Сыночек в итоге закономерно вырос избалованным социопатом. Социопатом, но не психопатом1, хотя внешне Миша и вполне себе походил на маньяка, которые, как известно, очень часто проживают (во всяком случае, в кино и книгах) со своими гипер-опекающими мамашами. И все же Миша не ожесточился на людей, но попросту избегал их. Его миром стал мир его комнаты, где он и проводил почти всё свое время. А как же работа, спросите вы? А он не работал. По этому поводу мама как-то попыталась поговорить с великовозрастным сыночком всерьез, но он ей сказал прямо, что работать не будет, – и ей пришлось с этим смириться. А что она могла сделать? Не кормить сына? Выгнать его из дома? Что еще? Нет, ей оставалось только смириться. Конечно, она зарабатывала не так, чтобы много, но на двоих им вполне хватало, а больших трат у них и не было. Потом, с некоторых пор Миша перестал просить у нее деньги, сказав, что он и сам достаточно зарабатывает в интернете. На вопрос: «Как именно он зарабатывает?» – он ответил, что она всё равно не поймет; что ж, пришлось смириться и с этим. Так же ей пришлось смириться и с мыслью о том, что ей никогда не дождаться внуков – Миша не делал никаких поползновений в сторону брака и вообще к общению с противоположным полом. Впрочем, эта мысль (об отсутствии внуков) как-то не сильно угнетала ее. Зачем ей внуки, если у нее есть сын, а раз сын дома, то есть всегда под рукой, значит, всё в порядке. В общем, как и всегда бывает в подобных случаях, ненормальная ситуация живущим в ней вовсе не казалась ненормальной, а, напротив, представлялась вполне естественной.
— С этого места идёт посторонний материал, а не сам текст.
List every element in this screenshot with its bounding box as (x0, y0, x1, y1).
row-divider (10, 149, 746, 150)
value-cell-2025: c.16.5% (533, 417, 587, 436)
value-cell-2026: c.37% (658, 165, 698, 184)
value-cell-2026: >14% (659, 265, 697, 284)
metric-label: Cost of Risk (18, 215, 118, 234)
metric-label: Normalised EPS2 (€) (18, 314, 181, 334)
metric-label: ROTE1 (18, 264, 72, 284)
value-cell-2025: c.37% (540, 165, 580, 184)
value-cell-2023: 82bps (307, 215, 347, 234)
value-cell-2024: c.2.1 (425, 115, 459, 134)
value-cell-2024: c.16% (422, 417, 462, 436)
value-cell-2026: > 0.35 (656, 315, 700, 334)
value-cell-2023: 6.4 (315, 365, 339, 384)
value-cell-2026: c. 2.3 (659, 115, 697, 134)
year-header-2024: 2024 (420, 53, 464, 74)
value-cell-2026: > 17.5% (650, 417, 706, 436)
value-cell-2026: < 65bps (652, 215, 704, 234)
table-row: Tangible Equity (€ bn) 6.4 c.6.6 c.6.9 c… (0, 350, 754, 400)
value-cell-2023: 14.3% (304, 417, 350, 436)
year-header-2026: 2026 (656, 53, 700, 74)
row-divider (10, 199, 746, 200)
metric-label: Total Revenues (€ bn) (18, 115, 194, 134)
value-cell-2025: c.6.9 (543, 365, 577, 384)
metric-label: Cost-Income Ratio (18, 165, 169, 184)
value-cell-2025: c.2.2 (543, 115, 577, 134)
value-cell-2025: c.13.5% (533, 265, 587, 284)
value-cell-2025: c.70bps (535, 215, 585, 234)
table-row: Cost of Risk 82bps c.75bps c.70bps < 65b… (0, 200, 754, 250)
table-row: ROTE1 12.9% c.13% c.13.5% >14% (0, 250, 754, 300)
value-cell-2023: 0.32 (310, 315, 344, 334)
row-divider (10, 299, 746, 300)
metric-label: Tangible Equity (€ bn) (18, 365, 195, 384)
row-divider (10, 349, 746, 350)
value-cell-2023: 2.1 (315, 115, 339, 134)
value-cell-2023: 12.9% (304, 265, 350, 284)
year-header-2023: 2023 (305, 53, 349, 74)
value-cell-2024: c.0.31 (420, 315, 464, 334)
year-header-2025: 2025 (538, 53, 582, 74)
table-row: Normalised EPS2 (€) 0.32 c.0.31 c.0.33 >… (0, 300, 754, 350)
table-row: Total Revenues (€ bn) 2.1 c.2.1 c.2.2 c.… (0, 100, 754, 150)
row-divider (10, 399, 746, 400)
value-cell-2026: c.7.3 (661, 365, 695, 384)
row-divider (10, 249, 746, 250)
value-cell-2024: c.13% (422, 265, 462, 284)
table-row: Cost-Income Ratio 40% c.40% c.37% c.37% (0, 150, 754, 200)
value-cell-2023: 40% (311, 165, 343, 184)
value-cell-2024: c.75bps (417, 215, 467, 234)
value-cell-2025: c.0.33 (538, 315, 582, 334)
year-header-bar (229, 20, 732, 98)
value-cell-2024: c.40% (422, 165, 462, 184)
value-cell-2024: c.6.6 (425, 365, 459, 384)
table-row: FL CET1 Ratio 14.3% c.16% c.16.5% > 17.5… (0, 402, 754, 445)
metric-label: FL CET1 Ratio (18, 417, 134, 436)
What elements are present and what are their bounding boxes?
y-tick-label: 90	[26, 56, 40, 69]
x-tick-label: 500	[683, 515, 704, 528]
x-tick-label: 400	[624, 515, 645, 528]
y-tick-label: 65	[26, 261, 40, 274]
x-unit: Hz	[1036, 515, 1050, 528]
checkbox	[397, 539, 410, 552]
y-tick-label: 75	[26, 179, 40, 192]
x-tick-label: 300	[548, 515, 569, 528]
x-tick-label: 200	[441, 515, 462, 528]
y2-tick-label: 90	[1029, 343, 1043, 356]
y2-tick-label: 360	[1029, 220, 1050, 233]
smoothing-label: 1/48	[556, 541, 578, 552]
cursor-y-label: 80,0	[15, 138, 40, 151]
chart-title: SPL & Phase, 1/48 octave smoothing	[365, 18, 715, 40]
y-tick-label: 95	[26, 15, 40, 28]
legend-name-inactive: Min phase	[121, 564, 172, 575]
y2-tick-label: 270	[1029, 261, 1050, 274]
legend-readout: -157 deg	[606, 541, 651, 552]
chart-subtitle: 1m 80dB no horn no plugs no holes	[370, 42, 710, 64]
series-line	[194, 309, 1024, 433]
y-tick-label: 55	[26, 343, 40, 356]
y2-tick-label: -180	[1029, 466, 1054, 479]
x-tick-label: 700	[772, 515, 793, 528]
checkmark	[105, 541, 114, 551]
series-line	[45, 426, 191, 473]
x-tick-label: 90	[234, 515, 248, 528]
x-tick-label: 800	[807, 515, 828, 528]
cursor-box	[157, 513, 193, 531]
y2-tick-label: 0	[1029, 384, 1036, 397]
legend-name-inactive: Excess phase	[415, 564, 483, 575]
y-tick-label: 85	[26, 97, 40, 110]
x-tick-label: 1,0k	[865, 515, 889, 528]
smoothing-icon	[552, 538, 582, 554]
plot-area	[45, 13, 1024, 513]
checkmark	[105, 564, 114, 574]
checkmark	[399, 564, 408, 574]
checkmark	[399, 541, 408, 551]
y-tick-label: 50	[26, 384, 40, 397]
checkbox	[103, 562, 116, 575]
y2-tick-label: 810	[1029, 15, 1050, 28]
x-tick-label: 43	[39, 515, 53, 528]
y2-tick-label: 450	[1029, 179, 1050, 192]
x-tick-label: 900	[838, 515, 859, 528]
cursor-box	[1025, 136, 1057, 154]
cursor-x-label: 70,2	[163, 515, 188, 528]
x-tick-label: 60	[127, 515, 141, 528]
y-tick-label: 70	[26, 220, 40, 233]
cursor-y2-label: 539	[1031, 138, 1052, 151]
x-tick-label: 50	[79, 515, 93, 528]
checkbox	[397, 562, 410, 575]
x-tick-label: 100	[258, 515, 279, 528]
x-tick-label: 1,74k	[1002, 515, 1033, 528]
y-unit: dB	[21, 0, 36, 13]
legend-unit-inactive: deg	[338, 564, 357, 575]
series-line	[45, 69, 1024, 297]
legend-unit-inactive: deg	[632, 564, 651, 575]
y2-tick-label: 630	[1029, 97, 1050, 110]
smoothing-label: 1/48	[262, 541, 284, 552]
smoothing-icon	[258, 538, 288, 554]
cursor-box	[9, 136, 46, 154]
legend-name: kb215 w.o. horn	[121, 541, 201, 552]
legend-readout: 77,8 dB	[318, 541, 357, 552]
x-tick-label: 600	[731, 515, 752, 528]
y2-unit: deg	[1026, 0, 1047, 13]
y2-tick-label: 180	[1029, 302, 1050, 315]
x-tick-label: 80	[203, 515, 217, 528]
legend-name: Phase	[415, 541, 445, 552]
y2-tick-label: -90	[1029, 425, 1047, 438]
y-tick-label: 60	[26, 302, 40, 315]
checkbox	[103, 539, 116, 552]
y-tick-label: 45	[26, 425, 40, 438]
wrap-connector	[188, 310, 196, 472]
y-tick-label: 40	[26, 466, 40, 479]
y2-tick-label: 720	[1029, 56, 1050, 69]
Правда, опять-таки отмечу, что, как мать, несмотря на гиперопеку, не стала для Миши скрытым или открытым деспотом, так и он, несмотря на избалованность, не превратился в капризного тирана своей матери – в монстра, высасывающего из нее все эмоции и деньги. В целом, я бы сказал, что они сосуществовали как довольная собой старая супружеская пара, вот только такое заявление сегодня моментально будет истолковано во фрейдистко-инцестуозном ключе. Что же, пусть так; доля истины, вероятно, будет и в таком толковании, хотя я бы ни в коем случае не делал его ключевым. Мама любила Мишу, Миша любил маму. Они жили вместе. Дальнейшее додумывайте сами. Что касается фигуры отца, то однажды Миша задал маме неизбежный вопрос: был ли у него отец и кем он был? Мама сказала, что отца у него не было, а следовательно, кем он был, совершенно неважно. Что ж, Мише тоже пришлось смириться с этим парадоксальным ответом. Не всё же одной матери смиряться.
Итак, как уже было сказано, Миша в сопровождении своей мамы вышел из дома. Куда они шли, спросите вы? Отвечаю: в поликлинику. Вообще-то, Миша не хотел никуда идти, но даже он вынужден был признать, что сходить к врачу необходимо. Его чертово тело с некоторых пор всё больше и больше досаждало ему. Оно давно уже перестало быть его союзником и источником приятных ощущений, превращаясь во все более отягощающий груз, превращаясь в… мешок – физиологический мешок с непонятным и опасным содержимым и даже своим собственным автономным сознанием, осознающим лишь необходимость своего беспредельного роста, хотя бы и ценой саморазрушения. Что поделать, у Миши была зависимость. Нет, его не интересовали всякие глупости вроде секса и алкоголя, а вот еда – это другое дело. Без еды он жить не мог. Преимущественно, без вредной еды, а именно без всяческих чипсов, шоколадок и курочек в гриле. Мать не видела в его, как она говорила, «хорошем аппетите» ничего дурного, хотя, как и всякая мать, предпочла бы, чтобы он ел побольше фруктов и овощей, а вовсе не шоколадок с чипсами, но если уж сыночек просит шоколадку – как ему откажешь? Никак. В вопросах еды Миша привык чувствовать себя абсолютно свободным – он получал всё, что хотел, и, как и все люди, культивирующие подобного рода свободу, довольно быстро оказался в рабстве. Он бы уже и хотел кое чего не хотеть, но его хотения больше не подчинялись ему, навязывая свою волю помимо его воли. Физиологический мешок требовал своего, причем его аппетиты всё разрастались, а требования становились всё более категорическими, и Миша ничего не мог с этим поделать, хотя иногда и пытался выказывать робкие признаки неповиновения.
В общем, время разделилось для Миши на две совершенно различные половины: благословенное «до» и невеселое «после». «До» – это когда можно было взять и просто так, походя, съесть сникерс, баунти или еще какой-нибудь шоколадный батончик. «До» – это когда он мог беззаботно слопать пачку печенья за чаем, а потом еще забросить в себя некоторое неопределенное количество пряников.